Brown makes climate change top of his agenda

Richard Brown, chief executive of Eurostar UK Ltd

EUROSTAR chief Richard Brown has taken over as head of one of Britain’s leading professional transport bodies – and declared climate change as his most important theme.

For the next year, Richard Brown, chief executive of Eurostar UK Ltd, is president of the Chartered Institute of Logistics and Transport (UK).
He is the first president of CILT to come from the rail industry since the Chartered Institute of Transport and the Institute of Logistics merged a
decade ago, when John Welsby, British Rail’s last chairman, was president of the CIT.

Speaking at a lunch to mark his inauguration, Mr Brown revealed three major themes for his presidential year – giving greater emphasis to the passenger transport sector, bringing young people into the rail industry and, “most important of all”, climate change.

Transport accounted for 25 per cent of all greenhouse gas emissions, said Mr Brown, and climate change was a “classic opportunity” for the transport and logistics industry.
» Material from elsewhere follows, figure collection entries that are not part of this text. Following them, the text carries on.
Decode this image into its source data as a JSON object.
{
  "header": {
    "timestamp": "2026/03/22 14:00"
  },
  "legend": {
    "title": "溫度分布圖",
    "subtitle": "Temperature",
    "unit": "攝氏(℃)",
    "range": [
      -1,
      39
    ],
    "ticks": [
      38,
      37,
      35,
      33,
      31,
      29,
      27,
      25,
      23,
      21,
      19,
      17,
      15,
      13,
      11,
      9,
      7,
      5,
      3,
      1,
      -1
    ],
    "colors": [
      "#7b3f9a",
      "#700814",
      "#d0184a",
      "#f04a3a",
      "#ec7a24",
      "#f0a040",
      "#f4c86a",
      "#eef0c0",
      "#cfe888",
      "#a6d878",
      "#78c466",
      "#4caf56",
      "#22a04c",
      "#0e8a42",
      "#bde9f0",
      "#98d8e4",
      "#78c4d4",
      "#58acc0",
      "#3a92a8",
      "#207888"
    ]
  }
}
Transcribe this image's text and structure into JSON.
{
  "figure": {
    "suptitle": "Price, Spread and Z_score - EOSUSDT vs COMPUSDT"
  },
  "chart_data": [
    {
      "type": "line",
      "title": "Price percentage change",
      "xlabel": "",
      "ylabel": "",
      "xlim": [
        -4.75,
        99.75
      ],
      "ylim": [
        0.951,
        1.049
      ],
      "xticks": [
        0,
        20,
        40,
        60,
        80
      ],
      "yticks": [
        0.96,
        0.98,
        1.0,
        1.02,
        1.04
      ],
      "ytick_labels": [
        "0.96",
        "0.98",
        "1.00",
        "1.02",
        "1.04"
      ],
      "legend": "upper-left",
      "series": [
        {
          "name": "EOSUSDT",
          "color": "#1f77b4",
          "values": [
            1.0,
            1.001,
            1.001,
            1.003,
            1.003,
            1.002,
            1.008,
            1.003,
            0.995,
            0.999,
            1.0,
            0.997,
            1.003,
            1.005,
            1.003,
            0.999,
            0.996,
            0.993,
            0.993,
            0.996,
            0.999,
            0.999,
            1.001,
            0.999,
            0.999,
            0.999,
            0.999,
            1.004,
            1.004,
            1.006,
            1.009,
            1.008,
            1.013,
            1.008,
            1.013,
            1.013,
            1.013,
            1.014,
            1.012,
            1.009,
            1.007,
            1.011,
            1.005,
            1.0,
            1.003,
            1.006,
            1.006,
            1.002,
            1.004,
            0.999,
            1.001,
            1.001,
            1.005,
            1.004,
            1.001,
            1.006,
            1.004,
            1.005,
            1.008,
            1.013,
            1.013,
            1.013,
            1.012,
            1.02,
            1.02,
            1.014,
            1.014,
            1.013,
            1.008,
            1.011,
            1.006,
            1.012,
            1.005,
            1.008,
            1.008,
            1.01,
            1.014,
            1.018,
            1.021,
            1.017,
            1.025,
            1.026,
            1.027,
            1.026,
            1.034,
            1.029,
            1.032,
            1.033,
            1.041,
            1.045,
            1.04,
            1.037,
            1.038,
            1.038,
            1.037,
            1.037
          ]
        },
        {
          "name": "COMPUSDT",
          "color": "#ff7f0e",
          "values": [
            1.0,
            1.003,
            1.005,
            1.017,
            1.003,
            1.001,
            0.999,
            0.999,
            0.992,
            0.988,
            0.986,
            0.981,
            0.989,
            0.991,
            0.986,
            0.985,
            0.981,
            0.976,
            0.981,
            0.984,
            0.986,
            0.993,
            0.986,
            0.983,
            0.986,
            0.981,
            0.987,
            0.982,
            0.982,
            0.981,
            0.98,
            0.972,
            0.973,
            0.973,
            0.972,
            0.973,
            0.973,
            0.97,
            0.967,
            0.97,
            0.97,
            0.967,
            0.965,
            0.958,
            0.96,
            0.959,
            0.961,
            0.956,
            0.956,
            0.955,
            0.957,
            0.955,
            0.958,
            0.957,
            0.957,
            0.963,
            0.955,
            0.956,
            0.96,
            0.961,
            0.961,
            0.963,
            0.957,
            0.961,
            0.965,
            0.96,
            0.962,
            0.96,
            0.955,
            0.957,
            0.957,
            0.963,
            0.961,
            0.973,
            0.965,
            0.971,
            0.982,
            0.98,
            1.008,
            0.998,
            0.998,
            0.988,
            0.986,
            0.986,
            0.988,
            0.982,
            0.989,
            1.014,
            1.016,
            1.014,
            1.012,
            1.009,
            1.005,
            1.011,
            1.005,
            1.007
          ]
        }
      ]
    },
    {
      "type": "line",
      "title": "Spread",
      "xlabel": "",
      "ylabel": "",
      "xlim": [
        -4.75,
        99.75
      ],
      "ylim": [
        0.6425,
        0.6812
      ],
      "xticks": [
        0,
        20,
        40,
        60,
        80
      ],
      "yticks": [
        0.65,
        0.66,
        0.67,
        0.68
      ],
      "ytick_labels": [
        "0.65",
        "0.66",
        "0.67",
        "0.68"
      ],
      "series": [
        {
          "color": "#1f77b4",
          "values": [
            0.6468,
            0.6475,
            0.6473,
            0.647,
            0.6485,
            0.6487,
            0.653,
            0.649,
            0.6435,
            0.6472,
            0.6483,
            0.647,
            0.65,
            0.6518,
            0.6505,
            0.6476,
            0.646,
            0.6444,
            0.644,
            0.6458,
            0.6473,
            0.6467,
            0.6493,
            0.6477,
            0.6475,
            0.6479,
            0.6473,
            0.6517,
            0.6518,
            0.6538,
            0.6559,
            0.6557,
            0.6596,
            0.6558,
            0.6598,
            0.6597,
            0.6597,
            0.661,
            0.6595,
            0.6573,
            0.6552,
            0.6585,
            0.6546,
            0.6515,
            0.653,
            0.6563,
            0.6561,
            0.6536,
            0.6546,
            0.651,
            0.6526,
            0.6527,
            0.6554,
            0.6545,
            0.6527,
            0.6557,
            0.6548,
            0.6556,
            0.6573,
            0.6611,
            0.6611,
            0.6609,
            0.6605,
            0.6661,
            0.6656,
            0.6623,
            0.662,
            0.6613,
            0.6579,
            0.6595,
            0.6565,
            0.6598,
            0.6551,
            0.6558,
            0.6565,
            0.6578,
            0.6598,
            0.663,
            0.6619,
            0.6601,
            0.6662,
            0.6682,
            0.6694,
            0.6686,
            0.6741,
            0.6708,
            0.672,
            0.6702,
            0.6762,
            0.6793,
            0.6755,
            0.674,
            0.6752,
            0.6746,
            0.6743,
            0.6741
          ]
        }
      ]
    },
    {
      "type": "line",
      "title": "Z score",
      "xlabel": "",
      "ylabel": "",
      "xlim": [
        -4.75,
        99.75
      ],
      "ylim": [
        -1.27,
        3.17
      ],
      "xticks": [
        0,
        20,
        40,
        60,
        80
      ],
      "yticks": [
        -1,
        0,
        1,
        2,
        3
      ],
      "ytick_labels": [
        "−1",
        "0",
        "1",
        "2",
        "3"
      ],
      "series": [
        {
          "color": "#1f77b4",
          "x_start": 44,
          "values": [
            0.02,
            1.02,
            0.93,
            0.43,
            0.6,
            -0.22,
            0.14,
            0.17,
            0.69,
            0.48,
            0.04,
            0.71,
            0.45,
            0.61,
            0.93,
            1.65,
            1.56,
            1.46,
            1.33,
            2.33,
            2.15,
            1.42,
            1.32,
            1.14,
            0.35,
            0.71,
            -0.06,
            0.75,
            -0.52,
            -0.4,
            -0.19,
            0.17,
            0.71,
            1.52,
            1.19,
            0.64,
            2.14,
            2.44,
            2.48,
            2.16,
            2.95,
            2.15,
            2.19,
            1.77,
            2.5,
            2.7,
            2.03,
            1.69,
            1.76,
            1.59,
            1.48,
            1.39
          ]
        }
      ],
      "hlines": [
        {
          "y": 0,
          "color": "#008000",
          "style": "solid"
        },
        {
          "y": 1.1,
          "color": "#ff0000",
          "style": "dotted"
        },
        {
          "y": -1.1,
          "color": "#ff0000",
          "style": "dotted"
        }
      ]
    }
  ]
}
Already this year, he said, National Express and First Group had announced big plans to reduce emissions by trains and buses, while Stagecoach planned a tree-planting project to offset emissions from buses in Scotland.

He also announced that a module on climate change was to be introduced into all CILT (UK) education and training programmes.

‘More tax on what we burn – less on what we earn’

Chief guest at Richard Brown’s inauguration was Steve Norris, former Tory transport minister during rail privatisation and now executive chairman of Jarvis plc. He outlined possible future Conservative government policy for rail, general transport and taxation.

“Transportation has moved massively up the political agenda. The debate has moved in a seismic way – from being about concrete and tarmac to Oyster cards and GPS.

“We have moved from the challenge of pollution and congestion to the issue of climate change.”

Transport accounted for about 25 per cent of UK domestic emissions. “The rub is that transport is the only sector that is still growing its emissions,” said Mr Norris, adding that government targets had been missed and traffic congestion had increased.

Legislation had a role to play in combating climate change and—hinting at possible future Tory policy—he said taxation needed to change.

“We need to tax more of what we burn, and less of what we earn. Switching taxation will relieve pressure on taxing social goods, which is a deterrent to social developments.”

A changed policy would mean less attention to road widening – which anyway was “pretty poor value for money,” he claimed.

Mr Norris said there needed to be more inter-city rail, which was clean, efficient and more reliable, as well as large investment in railway infrastructure. “These are the sort of ways, in the 21st century, we should be grappling with new transport policies and dynamics.”